Wednesday 8 December 2010

When leaking gets boring

I am bored of Wikileaks. I am bored of Julian Assange (who, I have to admit, for a long time I thought was called Julian Le Singe inducing images of Monsieur Lavisse trying to coax a monkey from a tree in Cours IllustrĂ© de Francais livre 1). I really don’t know what the organisation’s current campaign is all about or what it is trying to achieve. None of the revelations are actually that revealing. Today’s release of cables relating to the release of the Lockerbie bomber tell us nothing new, although they do underline that the American administration didn’t understand devolution which isn’t so terrible, most of the UK media don’t get it either. No big cover ups have been uncovered, no allegations of torture have been made, no plots have been made public. All we have learnt over the past couple of weeks is that American diplomats send back frank reports on all manner of meetings to the State Department. Well, I should hope so – it is part of the job. They should absolutely be free to report as they wish. What we don’t want to encourage is a culture of secrecy in which nothing is committed to paper and entered into the formal record and people rely instead on conversations. This does not make for good government - a goal I believe I share with Wikileaks and Mr Assange.

Tuesday 7 December 2010

Put me out of this Widdie nightmare . . .

I breathed a sigh of relief on Sunday evening. Ann Widdecombe was finally knocked out of Strictly.

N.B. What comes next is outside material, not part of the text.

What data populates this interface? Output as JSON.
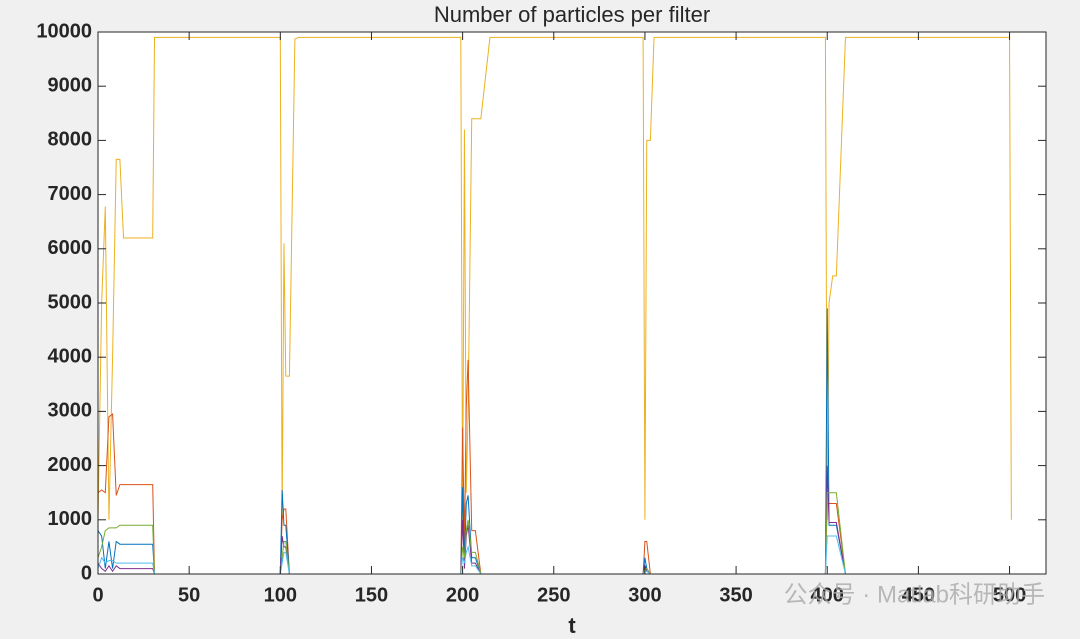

She was truly dreadful – incapable of dancing, unable to keep the beat and not a ounce of humility, no recognition that better dancers than her (that is everyone else) were being eliminated. The woman can’t dance and I didn’t find her entertaining. But you know what I held my tongue. But, I can do so no longer. The first testing on my patience came on yesterday’s Today programme. It wasn’t Jim Naughtie’s spoonerism that offended me but his piece about 20 minutes later about Widdecombe leaving the show. We were “treated” to 1 min 32 of puffery, ending with the words “delightful”. When was it decided that Ann Widdecombe was a national treasure? I don’t remember being asked. I would have campaigned against. Apart from her disservce to the world of dance, let us not forget that she is a climate change denier, consistently voted against equal rights for homosexuals and when a minister order female prisoners to be shackled to their beds during labour. Stephen Fry she ain’t. Won’t someone please make her exit stage right?